Not resting on his laurels: Dean Yendall is happy to clock up the miles and mounts Photo: Pat ScalaJust after Dean Yendall started the seven-hour round trip for just one ride lasting barely two minutes at Caulfield on Wednesday – a winner, no less – you’re best chance of finding him would have been hunting an imported sports drink in a Melbourne Asian grocery.
The usual order is a “couple of slabs”.
“They used to sell it at home [in Horsham] at Safeway, but I must have been the only poor bastard buying it,” Yendall jokes of the Singaporean 100Plus. “They don’t stock it any more.”
Crack one open to celebrate on the way home, just another few hours on the road in Yendall’s 90,000 kilometres-a-year lot as Victoria’s country king.
There is a fair bit of thinking time in that Mazda 6 wagon – “I just say [to the mechanic], ‘I’ll see you back in three weeks'” – which points in every direction depending where the races are on any given day.
The atypical rough-around-the-edges jockey working his guts out to pay a “mortgage, bills and all that shit” is actually anything but. Scratch the surface and the lightweight specialist almost has no peer with a knife and fork – and in fast food highway stops, which have become a cursed convenience around the state.

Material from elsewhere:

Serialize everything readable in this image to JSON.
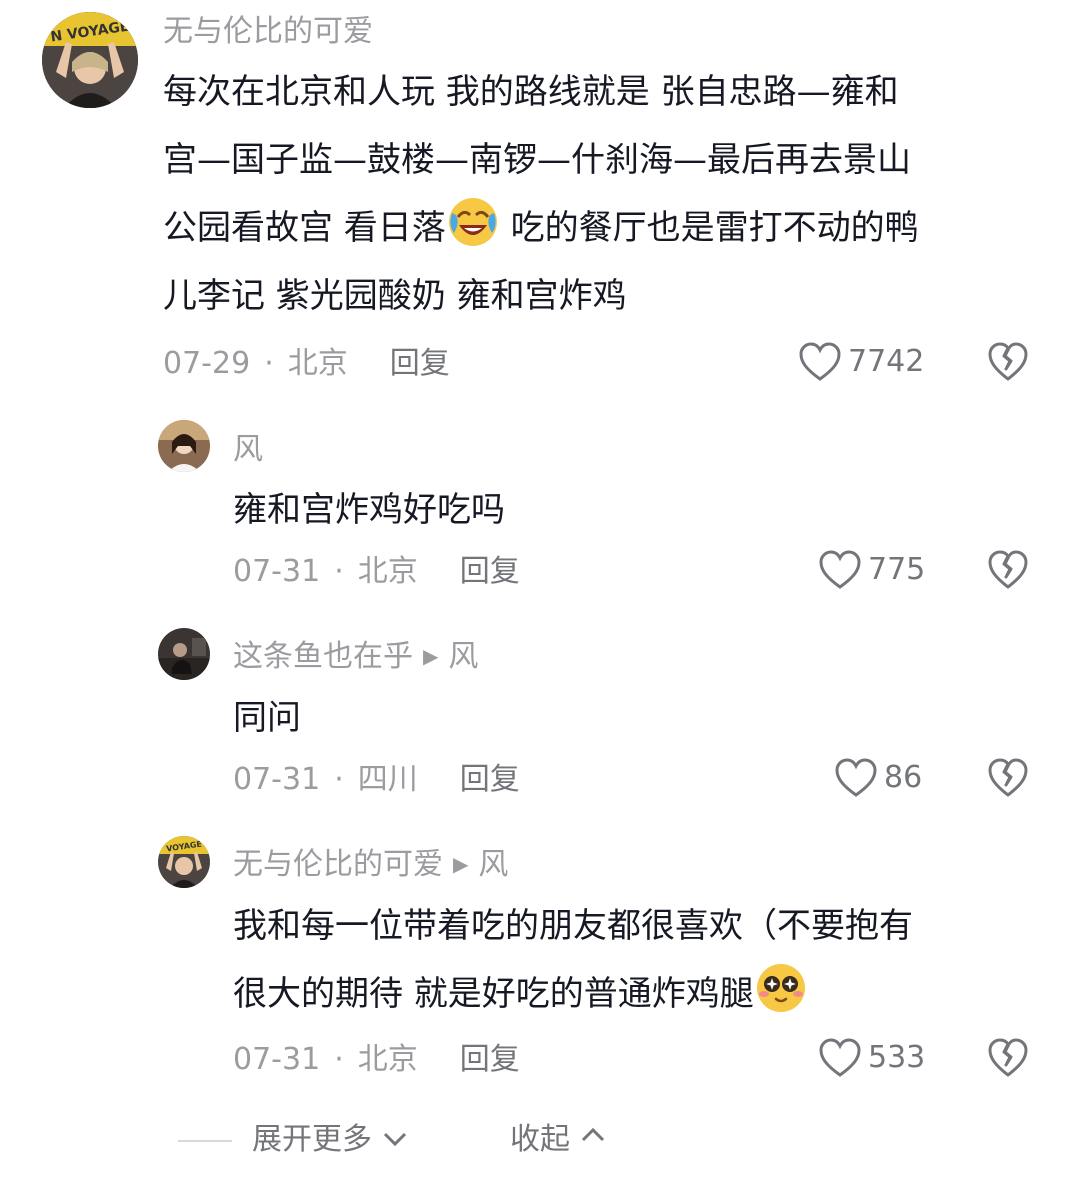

“I have been eating too much chocolate,” Yendall confesses. “We [wife and former jockey Christine Puls] sit there after dinner when [daughter] Mia goes to bed and we would eat a whole block of 200-gram chocolate. Family sized. We can polish off the whole thing.”
And still ride the Caulfield Cup battler Magnapal at 50 kilograms – comfortably – in the $3 million classic on Saturday.
Yendall knew the ride would be in the offing with Magnapal’s regular partner Luke Currie struggling to make the impost and was straight on the phone to the horse’s co-trainer Terry O’Sullivan, who he rode a home-town Stawell Cup winner for as an apprentice.
“There were a few ‘F’ words – that’s the way he talks – and he said, ‘Luke would have no hope of making that weight and you’ll probably ride it’,” Yendall recalls of the conversation after Magnapal’s Naturalism Stakes win.
Bingo. All that travel and punching around slow ones during the middle of winter was worth something.
Eighteen months ago Yendall rode two-year-old Boomwaa at 46kg in the Lightning Stakes on a diet of bacon and eggs for breakfast, “something to help him get through the day”. It is fulfilling and infuriating in equal measure.
Fulfilling in the fact he can step into the rarefied air of the celebrated Purtons, Olivers and McDonalds for once, but equally infuriating for rivals who couldn’t sniff a rasher of said bacon and hope to ride under 53kg.
Just riding in his first Cox Plate last year on Gai Waterhouse’s Wandjina was a major milestone for Yendall. A second Caulfield Cup has rolled around 12 months on.
“It will put a cup winner on my CV, but I don’t think it’s going to help my career,” Yendall shrugs when asked about what a boilover for Magnapal, a $51 chance, will mean to him. “It will just say I rode a Caulfield Cup winner. I’ll still be known as the country rider that rode a group 1 winner in town. I’d rather do it more for the O’Sullivans.”
Twenty-one-month-old daughter Mia might have changed Yendall. After years of marriage without kids, the former one-time hothead has softened. Just slightly. Time at home with family – and leisure on the golf course – is even more precious as the regular stream of winners on race day hope to keep Yendall noticed at this time of year.
“People used to say I was an angry ant,” Yendall says. “That’s just the way I am. It’s my personality, I think. I say it how it is and I don’t hold back. I prefer to stay home most of the time now.”
Which is probably where Yendall will be a few hours after the Caulfield Cup, even if he engineers the unthinkable on Magnapal. Munching on that family-sized block of chocolate thinking about the races at Warrnambool on Sunday with the slabs of 100Plus handy.